Esta lista, em especial, está em ordem aleatória e contemplou clipes lançados até o dia 30 de junho. Achou que tá faltando algum? Dê a sua opinião e sugestão! Afinal, tem muita coisa para rolar até o fim do ano e tudo pode ser mudado.

Whipallas – “Boogie Boogie”

O amor não tem idade, nem local e hora para ser despertado. É o que mostra o novo clipe da banda Whipallas, “Boogie Boogie”, faixa que estará no próximo EP dos cariocas.  Protagonizado por Tonico Pereira e Regina Sampaio, o vídeo conta a história, com muito bom humor, da paixão a primeira vista de um casal de idosos em plena farmácia. A direção é de Philippe Noguchi.


Lucas Santtana – “Modo Avião”

Em “Modo Avião”, faixa-título do novo trabalho de Lucas Santtana, o cantor faz um convite às pessoas a se desligarem do virtual e aproveitar cada instante do mundo real como se fosse o último. No caso do clipe representado na relação de um casal, interpretado pelo próprio músico e a atriz Thamiris Dias.
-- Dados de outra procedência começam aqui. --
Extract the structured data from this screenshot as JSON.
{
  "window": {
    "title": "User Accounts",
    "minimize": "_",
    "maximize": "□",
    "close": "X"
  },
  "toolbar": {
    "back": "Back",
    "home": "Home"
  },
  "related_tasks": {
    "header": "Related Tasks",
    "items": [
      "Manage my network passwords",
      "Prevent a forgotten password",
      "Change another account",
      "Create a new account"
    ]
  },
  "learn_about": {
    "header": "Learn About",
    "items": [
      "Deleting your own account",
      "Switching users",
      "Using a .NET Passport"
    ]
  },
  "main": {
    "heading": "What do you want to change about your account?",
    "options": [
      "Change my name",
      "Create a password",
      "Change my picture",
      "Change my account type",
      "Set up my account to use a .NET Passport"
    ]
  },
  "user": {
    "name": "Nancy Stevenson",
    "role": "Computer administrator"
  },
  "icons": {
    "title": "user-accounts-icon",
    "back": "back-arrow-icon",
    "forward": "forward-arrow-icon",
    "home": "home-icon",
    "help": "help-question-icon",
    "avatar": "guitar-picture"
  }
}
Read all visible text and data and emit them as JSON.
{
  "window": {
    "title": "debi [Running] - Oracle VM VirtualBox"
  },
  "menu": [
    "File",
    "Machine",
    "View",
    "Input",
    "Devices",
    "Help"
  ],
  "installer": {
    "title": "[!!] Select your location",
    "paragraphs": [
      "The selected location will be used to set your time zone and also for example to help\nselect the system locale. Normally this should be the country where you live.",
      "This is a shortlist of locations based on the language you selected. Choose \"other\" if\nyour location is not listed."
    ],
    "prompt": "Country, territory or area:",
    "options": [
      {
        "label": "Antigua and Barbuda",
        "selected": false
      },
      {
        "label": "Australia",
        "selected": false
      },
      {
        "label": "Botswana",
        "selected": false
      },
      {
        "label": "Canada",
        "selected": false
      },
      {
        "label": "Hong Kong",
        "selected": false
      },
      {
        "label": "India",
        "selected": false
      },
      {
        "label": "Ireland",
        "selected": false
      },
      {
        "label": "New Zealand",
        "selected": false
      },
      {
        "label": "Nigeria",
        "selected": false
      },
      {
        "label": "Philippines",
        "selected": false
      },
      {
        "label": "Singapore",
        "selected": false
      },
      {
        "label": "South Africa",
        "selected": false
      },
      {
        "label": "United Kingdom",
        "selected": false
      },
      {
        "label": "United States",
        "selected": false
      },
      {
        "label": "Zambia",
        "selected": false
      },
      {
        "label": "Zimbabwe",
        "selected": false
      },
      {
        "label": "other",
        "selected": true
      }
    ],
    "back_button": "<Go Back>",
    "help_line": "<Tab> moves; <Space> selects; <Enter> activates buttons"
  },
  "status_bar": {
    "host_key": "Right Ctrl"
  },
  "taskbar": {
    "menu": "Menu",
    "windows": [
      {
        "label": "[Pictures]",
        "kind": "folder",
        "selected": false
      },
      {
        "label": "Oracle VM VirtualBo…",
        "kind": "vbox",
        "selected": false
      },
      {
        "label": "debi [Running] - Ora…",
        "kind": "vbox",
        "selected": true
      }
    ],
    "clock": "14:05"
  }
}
Sensível e com uma bela fotografia, o vídeo tem a direção de Ale Dorgane e a produção da Verdura Produções.


Silva – “Beija Eu”

A temperatura subiu no novo clipe de Silva. Sexy, quente e belo, o vídeo da versão do clássico de Marisa Monte, “Beija Eu”, mostra como o beijo pode expressar as mais diversas formas de amor. Com direção de Jorge Bispo, o clipe traz participações das atrizes Maria Ribeiro e Amanda de Godoi, dos atores Helio de La Peña e Francisco Vitti, da diretora Dani Gleiser e do cantor Matheus VK, além de Arto Lindsay, um dos autores da canção.  Difícil é não ficar com vontade de beijar também!


Karol Conka – Lalá

Por que sexo oral feminino é um mito entre os homens? Karol Conka vem desmitificar esse tabu no clipe de “Lalá“, quinto single do seu próximo álbum. Através da subjetividade feminina, o vídeo mostra homens realizando movimentos em frutas e flores, numa referência lúdica a como as mulheres gostam de receber o sexo oral. Para o elenco, as diretoras Vera Egito e Camila Cornelsen escolheram os rapazes do projeto My Toy Boys, da fotógrafa Lud Lower.


Bel – “Fica Fácil Assim”

Rodado na travessia do Rio Amazonas, entre Belém e Santarém, e na cidade de Castanhal, no Pará, o vídeo – dotado de sensibilidade e uma bela fotografia – destaca sutilezas, olhares, espera e percurso das pessoas, enquanto as trajetórias de Bel e a performer paraense Mayara Yamada costuram a dramaturgia, aproveitando a magia da viagem para evidenciar a força da composição da faixa, presente no seu trabalho de estreia Quando Brinca.


Almério – “Segredo”

Internalizar os sentimentos por medos. Quem nunca, né? Essa é a tônica da canção “Segredo”, faixa do segundo álbum do pernambucano Almério, intitulado Desempena (Natura Musical). A sutileza da faixa acompanha o clipe – todo ele em preto e branco – que traz a história de um amor contido entre dois homens, que se transforma em um triângulo, tendo como cenários Japaratinga, Pontal do Boqueirão e Porto de Pedra, no litoral Alagoano. A direção é de André Brasileiro e Marcondes Lima.


Rubel –“ Ben”

Escrita para o seu sobrinho, a doce “Ben”, faixa do disco Pearl, ganhou um clipe que transforma a inocência, a simplicidade e a beleza em imagens. Inspirado no clássico Super Mario Bros, o vídeo tem como protagonista uma criança de cinco anos enfrentando os obstáculos da vida, desde a infância à adolescência. Além de fazer belas músicas, Rubel é quem assina a direção.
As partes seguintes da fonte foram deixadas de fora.